ANIMALI DOMESTICI E CONDOMINIO: NESSUN DIVIETO

Qualche premessa prima di parlare delle nuove regolamentazioni per la gestione degli animali domestici all’interno di un condominio – animali domestici e condominio.

Se i condomini sono più di dieci deve essere approvato un regolamento che racchiude le norme destinate a regolare la vita dell’edificio e dei suoi abitanti. Ma l’autoregolamentazione ha più di un limite. 

MODIFICA DEL REGOLAMENTO CONTRATTUALE NON SEMPRE OCCORRE L’UNANIMITÀ

Il regolamento predisposto dall’originario, unico proprietario o dai condòmini con consenso totalitario può non avere natura contrattuale se le sue clausole si limitano a disciplinare l’uso dei beni comuni pure se immobili.

Conseguentemente, mentre è necessaria l‘unanimità dei consensi dei condòmini per modificare il regolamento convenzionale, come sopra, avendo questo la medesima efficacia vincolante del contratto, è invece, una deliberazione maggioritaria dell’assemblea dei partecipanti alla comunione per apportare variazioni al regolamento che non abbia tale natura.

 

E poiché solo alcune clausole di un regolamento possono essere di carattere contrattuale, l’unanimità dei consensi è richiesta per la modifica di esse e non delle altre clausole per la cui variazione è sufficiente la delibera assembleare adottata con la maggioranza prescritta dall’articoIo 1136, comma 2 del Codice civile» (Cassazione 30 dicembre1999, n. 943).

UNA CLAUSOLA PER FAR RISPETTARE IL REGOLAMENTO ALL’INQUILINO

A differenza del proprietario dell’unità immobiliare, l’inquilino non è “automaticamente” obbligato a osservare il regolamento di condominio, sia esso assembleare o contrattuale. Affinché ciò avvenga, è necessario che il proprietario inserisca una clausola nel contratto di locazione e il conduttore la accetti.
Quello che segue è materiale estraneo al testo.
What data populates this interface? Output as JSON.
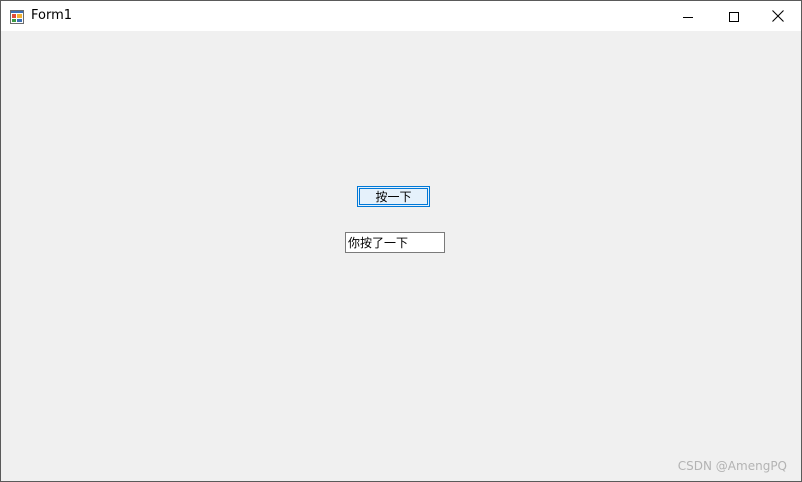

Il condominio, ad ogni modo, qualora l’inquilino disobbedisca al regolamento che ha condiviso, può sempre rivalersi sul proprietario dell’alloggio, a meno che quest’ultimo non abbia già attivato la procedura per riottenere l’immobile, avanzando la richiesta, in via giudiziaria, della risoluzione del contratto di locazione per grave inadempimento.

ANIMALI DOMESTICI IN CONDOMINIO NESSUN DIVIETO NEI NUOVI REGOLAMENTI

L’articolo 1138 dei Codice civile, dopo la legge di riforma del condominio, stabilisce che:

Le norme del regolamento non possono vietare di possedere o detenere animali domestici. Nella categoria oltre a cane e gatti, rientrano altri animali (criceti, conigli, furetti) e che  potrebbe creare non poca confusione in condominio.

In ogni caso per il proprietario dell’animale permangono alcuni obblighi, tra cui il rispetto delle disposizioni contenute nell’ordinanza del Ministero della Salute (23 marzo 2009) riguardanti l’ordine e la pulizia dell’area passaggio, l’utilizzo del guinzaglio e, se l’animale è particolarmente aggressivo, della museruola.

Inoltre, in caso di danni o lesioni alle persone, animali o cose, permane la responsabilità civile e penale dei proprietari, che sono tenuti a stipulare (soltanto se l’animale è pericoloso) una polizza assicurativa di responsabilità civile.

Infine, è utile ricordare che agli animali non è consentito circolare liberamente negli spazi comuni e in caso di rumori molesti o di odori sgradevoli, il condominio ha la possibilità di chiederne l’allontanamento.